Eon verweist darauf, dass flexible Netzanschlussverträge den notwendigen Netzausbau nicht ersetzen können. Vielmehr seien sie als Ergänzung zu Investitionen in die Infrastruktur gedacht. Um die fortschreitende Elektrifizierung sowie den Ausbau erneuerbarer Energien zu ermöglichen, seien weiterhin Netzverstärkungen und eine stärkere Digitalisierung erforderlich.

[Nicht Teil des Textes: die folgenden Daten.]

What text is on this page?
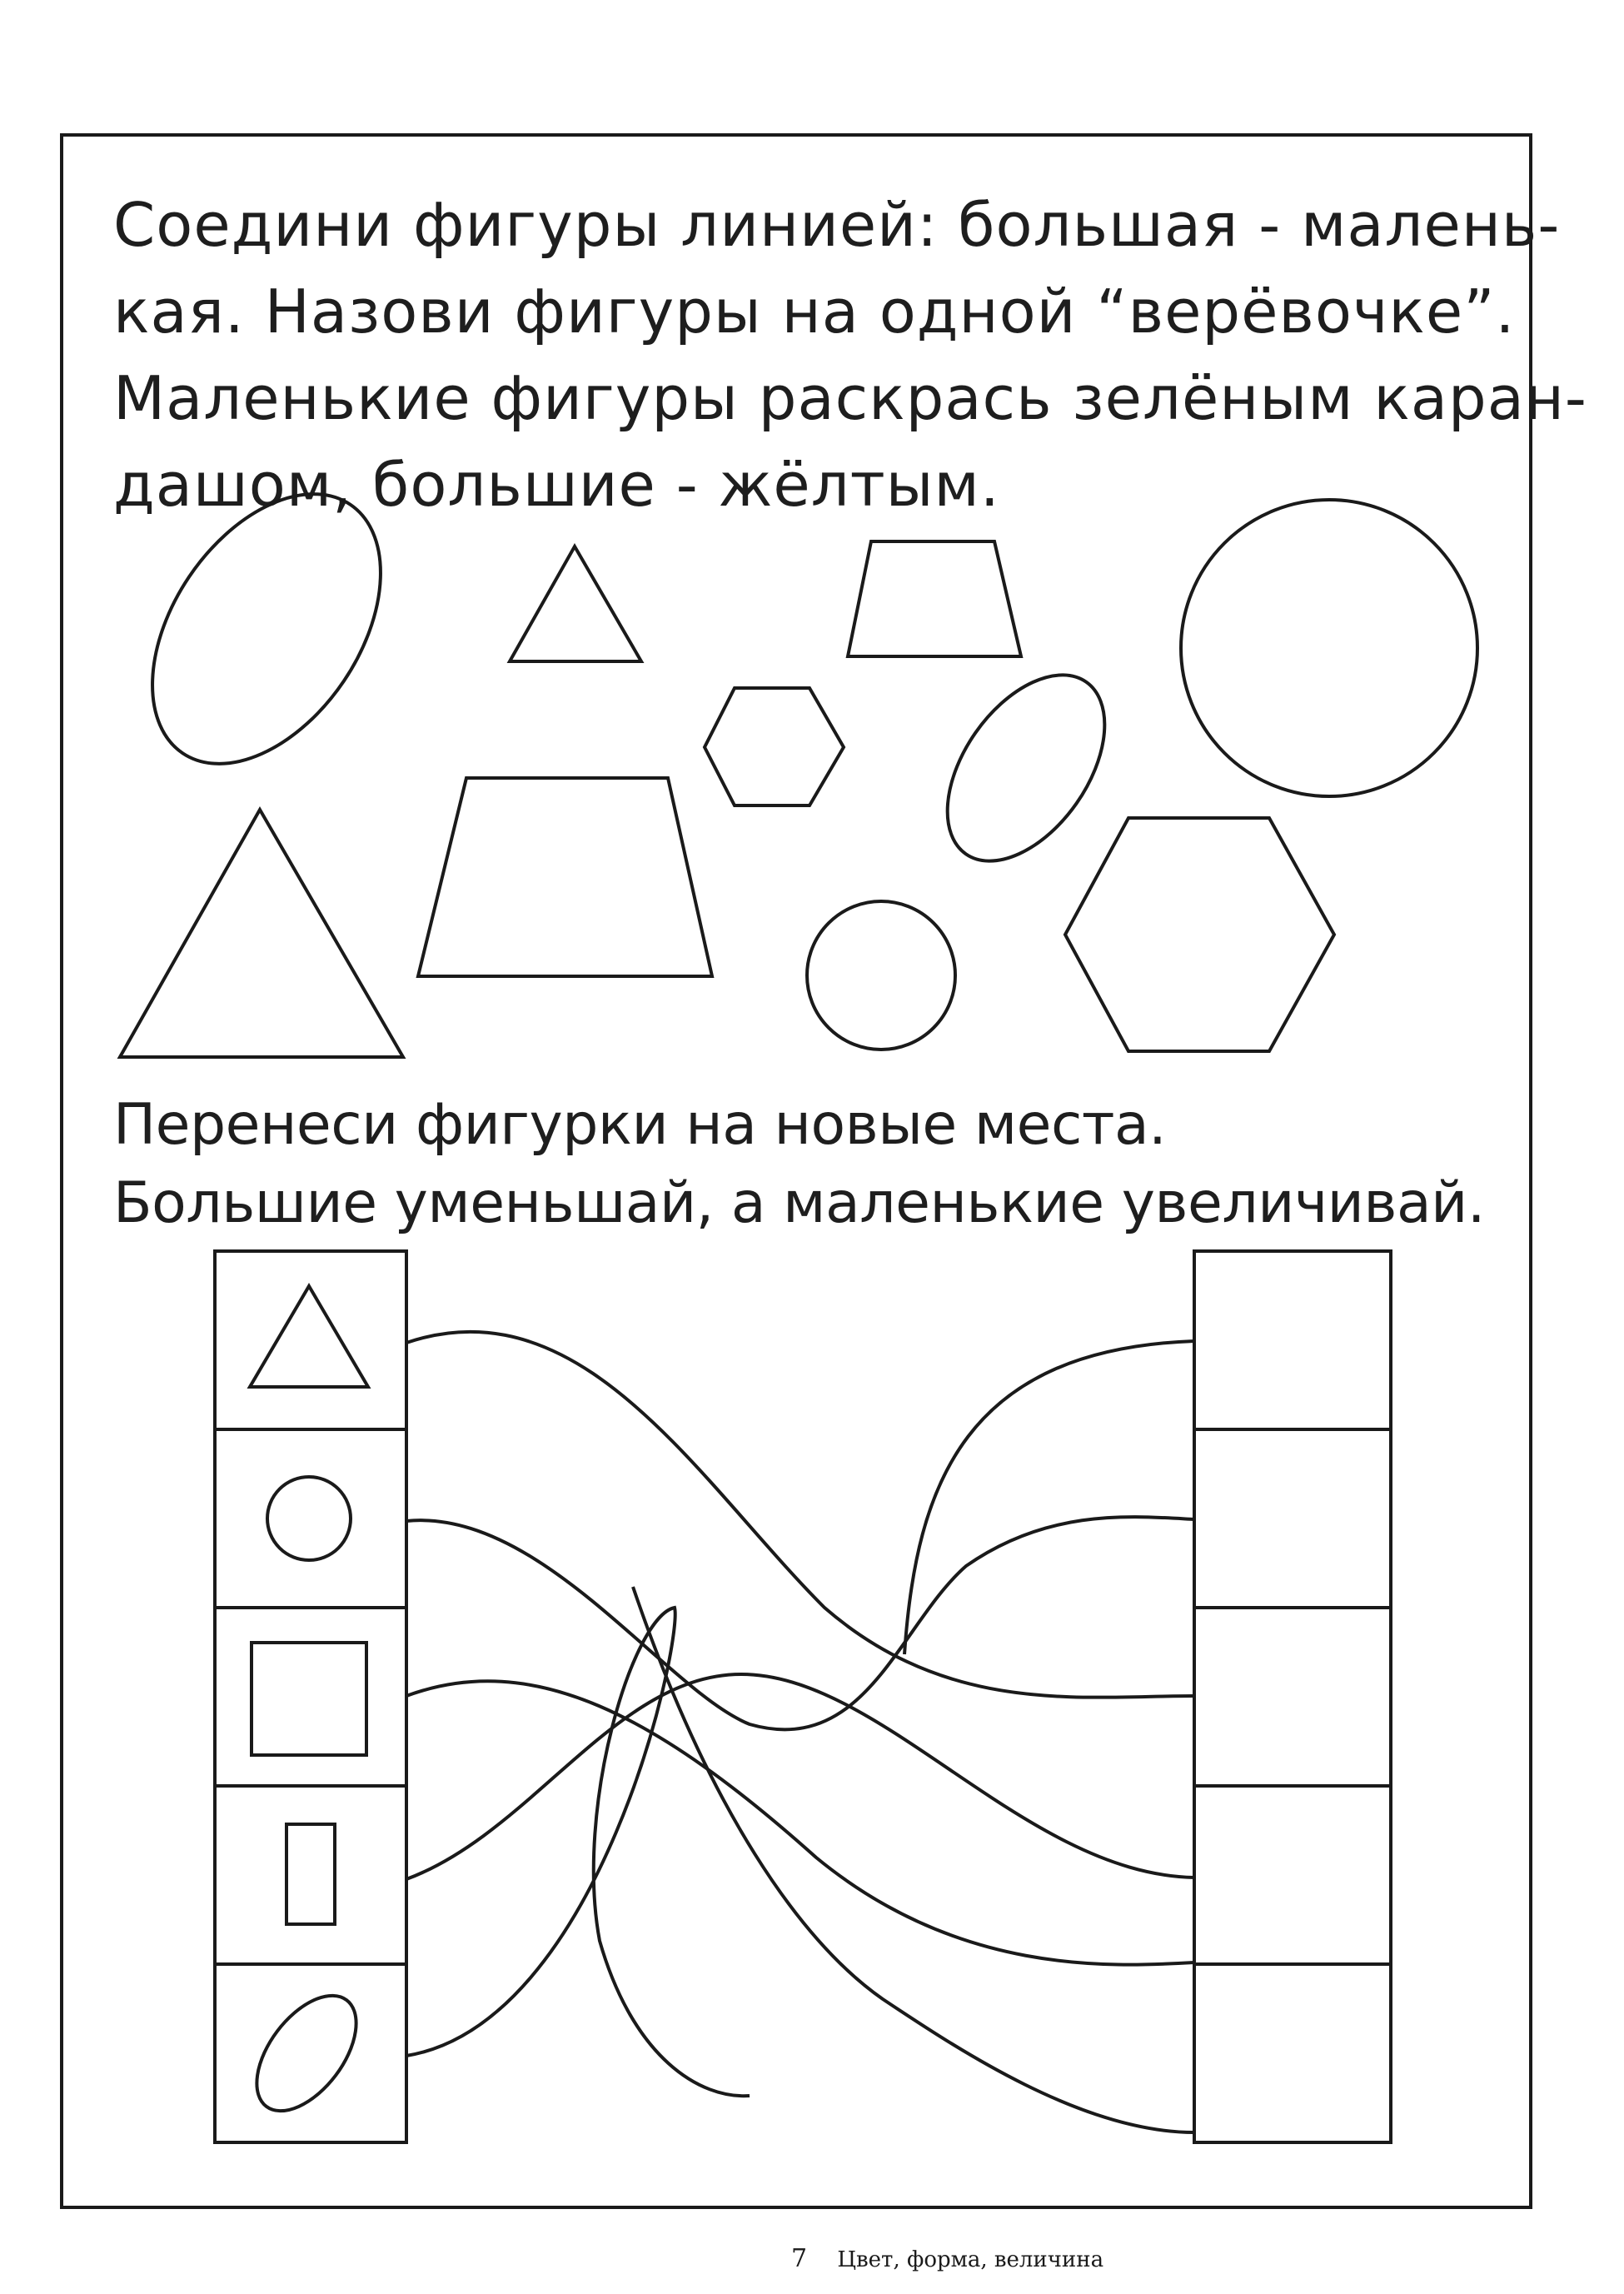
Соедини фигуры линией: большая - малень-
кая. Назови фигуры на одной “верёвочке”.
Маленькие фигуры раскрась зелёным каран-
дашом, большие - жёлтым.
Перенеси фигурки на новые места.
Большие уменьшай, а маленькие увеличивай.
7 Цвет, форма, величина
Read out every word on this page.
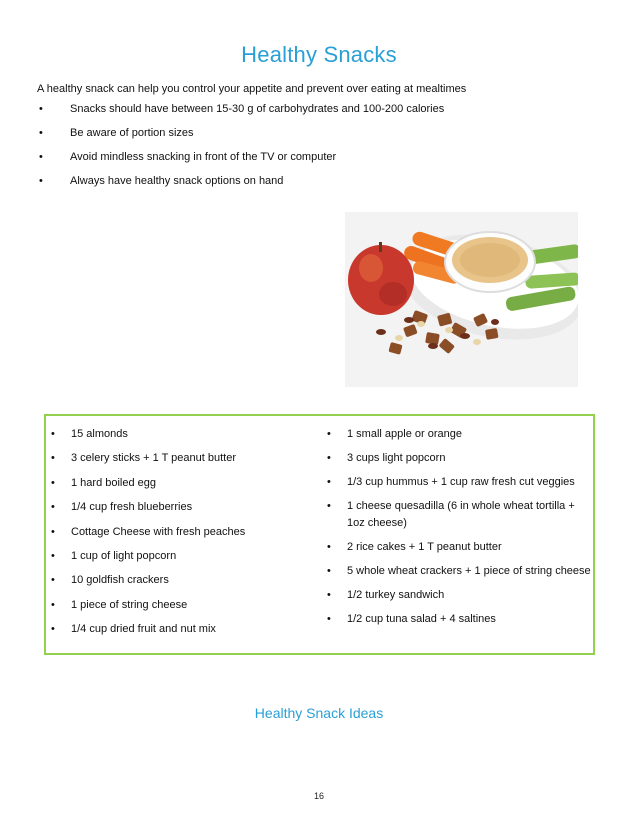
Healthy Snacks
A healthy snack can help you control your appetite and prevent over eating at mealtimes
• Snacks should have between 15-30 g of carbohydrates and 100-200 calories
• Be aware of portion sizes
• Avoid mindless snacking in front of the TV or computer
• Always have healthy snack options on hand
• 15 almonds
• 3 celery sticks + 1 T peanut butter
• 1 hard boiled egg
• 1/4 cup fresh blueberries
• Cottage Cheese with fresh peaches
• 1 cup of light popcorn
• 10 goldfish crackers
• 1 piece of string cheese
• 1/4 cup dried fruit and nut mix
• 1 small apple or orange
• 3 cups light popcorn
• 1/3 cup hummus + 1 cup raw fresh cut veggies
• 1 cheese quesadilla (6 in whole wheat tortilla + 1oz cheese)
• 2 rice cakes + 1 T peanut butter
• 5 whole wheat crackers + 1 piece of string cheese
• 1/2 turkey sandwich
• 1/2 cup tuna salad + 4 saltines
Healthy Snack Ideas
16
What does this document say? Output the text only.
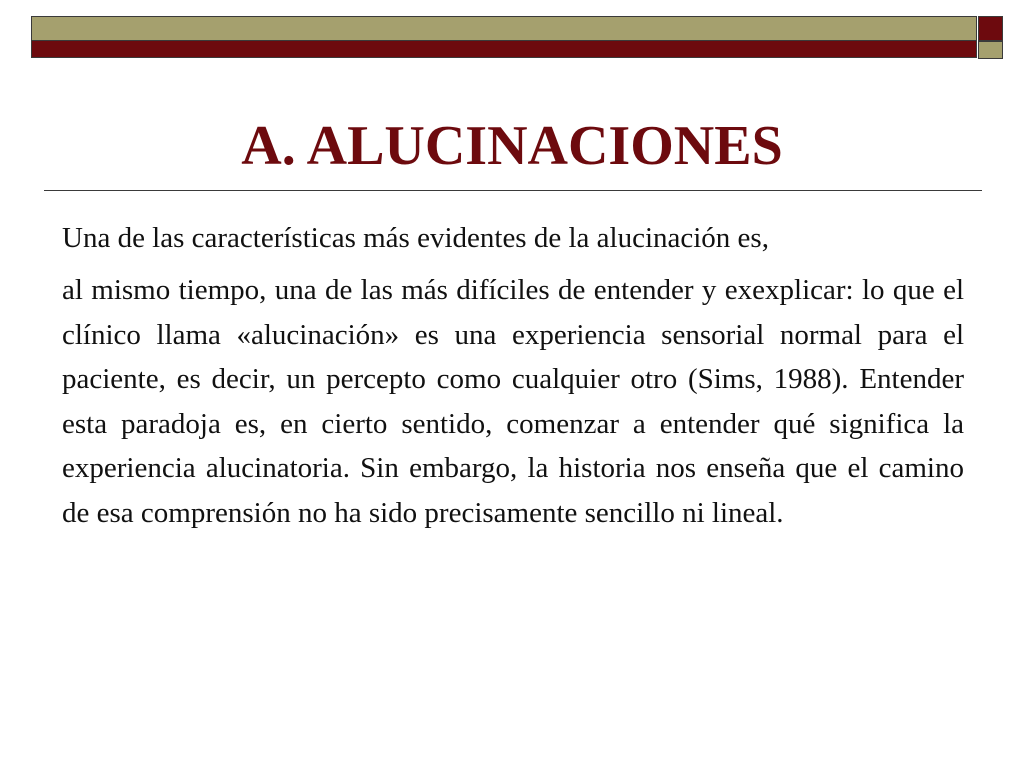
A. ALUCINACIONES

Una de las características más evidentes de la alucinación es,

al mismo tiempo, una de las más difíciles de entender y exexplicar: lo que el clínico llama «alucinación» es una experiencia sensorial normal para el paciente, es decir, un percepto como cualquier otro (Sims, 1988). Entender esta paradoja es, en cierto sentido, comenzar a entender qué significa la experiencia alucinatoria. Sin embargo, la historia nos enseña que el camino de esa comprensión no ha sido precisamente sencillo ni lineal.
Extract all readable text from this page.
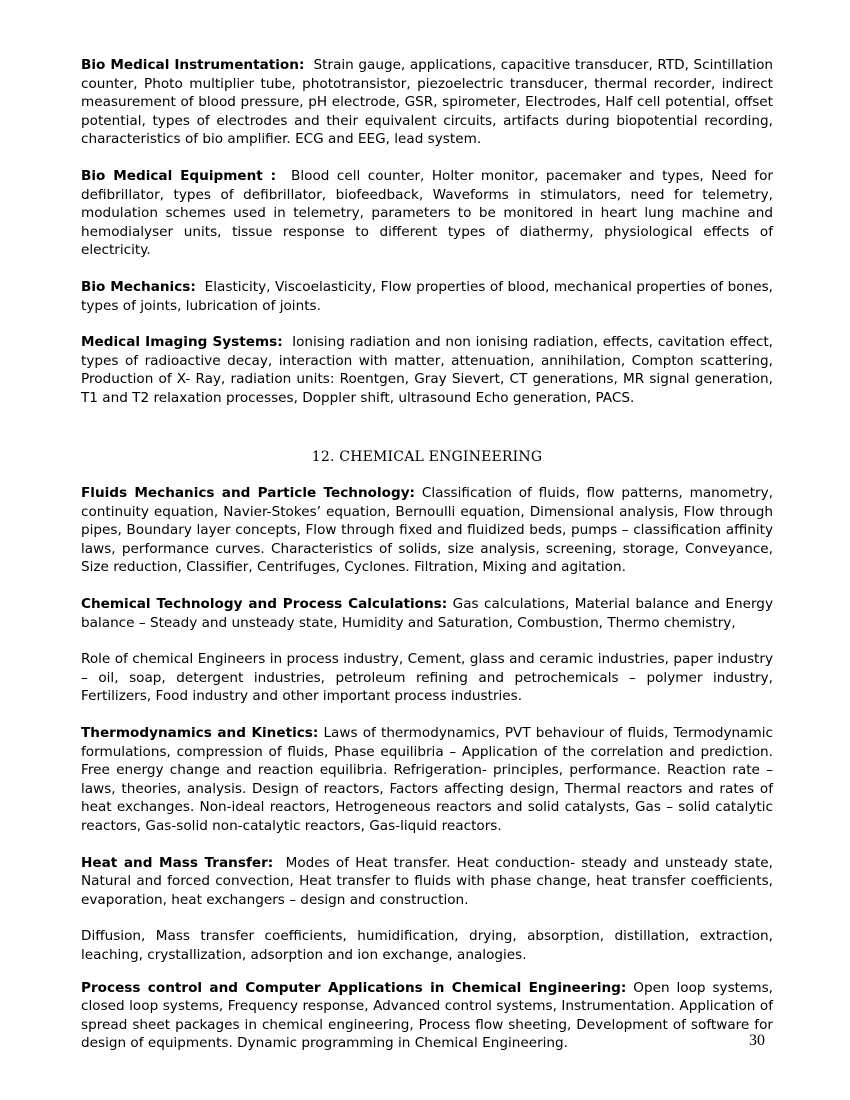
Bio Medical Instrumentation: Strain gauge, applications, capacitive transducer, RTD, Scintillation counter, Photo multiplier tube, phototransistor, piezoelectric transducer, thermal recorder, indirect measurement of blood pressure, pH electrode, GSR, spirometer, Electrodes, Half cell potential, offset potential, types of electrodes and their equivalent circuits, artifacts during biopotential recording, characteristics of bio amplifier. ECG and EEG, lead system.

Bio Medical Equipment : Blood cell counter, Holter monitor, pacemaker and types, Need for defibrillator, types of defibrillator, biofeedback, Waveforms in stimulators, need for telemetry, modulation schemes used in telemetry, parameters to be monitored in heart lung machine and hemodialyser units, tissue response to different types of diathermy, physiological effects of electricity.

Bio Mechanics: Elasticity, Viscoelasticity, Flow properties of blood, mechanical properties of bones, types of joints, lubrication of joints.

Medical Imaging Systems: Ionising radiation and non ionising radiation, effects, cavitation effect, types of radioactive decay, interaction with matter, attenuation, annihilation, Compton scattering, Production of X- Ray, radiation units: Roentgen, Gray Sievert, CT generations, MR signal generation, T1 and T2 relaxation processes, Doppler shift, ultrasound Echo generation, PACS.

12. CHEMICAL ENGINEERING

Fluids Mechanics and Particle Technology: Classification of fluids, flow patterns, manometry, continuity equation, Navier-Stokes’ equation, Bernoulli equation, Dimensional analysis, Flow through pipes, Boundary layer concepts, Flow through fixed and fluidized beds, pumps – classification affinity laws, performance curves. Characteristics of solids, size analysis, screening, storage, Conveyance, Size reduction, Classifier, Centrifuges, Cyclones. Filtration, Mixing and agitation.

Chemical Technology and Process Calculations: Gas calculations, Material balance and Energy balance – Steady and unsteady state, Humidity and Saturation, Combustion, Thermo chemistry,

Role of chemical Engineers in process industry, Cement, glass and ceramic industries, paper industry – oil, soap, detergent industries, petroleum refining and petrochemicals – polymer industry, Fertilizers, Food industry and other important process industries.

Thermodynamics and Kinetics: Laws of thermodynamics, PVT behaviour of fluids, Termodynamic formulations, compression of fluids, Phase equilibria – Application of the correlation and prediction. Free energy change and reaction equilibria. Refrigeration- principles, performance. Reaction rate – laws, theories, analysis. Design of reactors, Factors affecting design, Thermal reactors and rates of heat exchanges. Non-ideal reactors, Hetrogeneous reactors and solid catalysts, Gas – solid catalytic reactors, Gas-solid non-catalytic reactors, Gas-liquid reactors.

Heat and Mass Transfer: Modes of Heat transfer. Heat conduction- steady and unsteady state, Natural and forced convection, Heat transfer to fluids with phase change, heat transfer coefficients, evaporation, heat exchangers – design and construction.

Diffusion, Mass transfer coefficients, humidification, drying, absorption, distillation, extraction, leaching, crystallization, adsorption and ion exchange, analogies.

Process control and Computer Applications in Chemical Engineering: Open loop systems, closed loop systems, Frequency response, Advanced control systems, Instrumentation. Application of spread sheet packages in chemical engineering, Process flow sheeting, Development of software for design of equipments. Dynamic programming in Chemical Engineering.	30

Künftig plant Eon nach eigenen Angaben, flexible Anschlussmodelle auch für weitere Anwendungsfälle einzusetzen. Dazu zählen Batteriespeicher in Kombination mit erneuerbaren Erzeugungsanlagen, Biogasanlagen sowie verschiedene Kombinationen erneuerbarer Energieträger. Ziel sei ein einheitlicher Rahmen für Netzanschlüsse in den Eon-Verteilnetzen.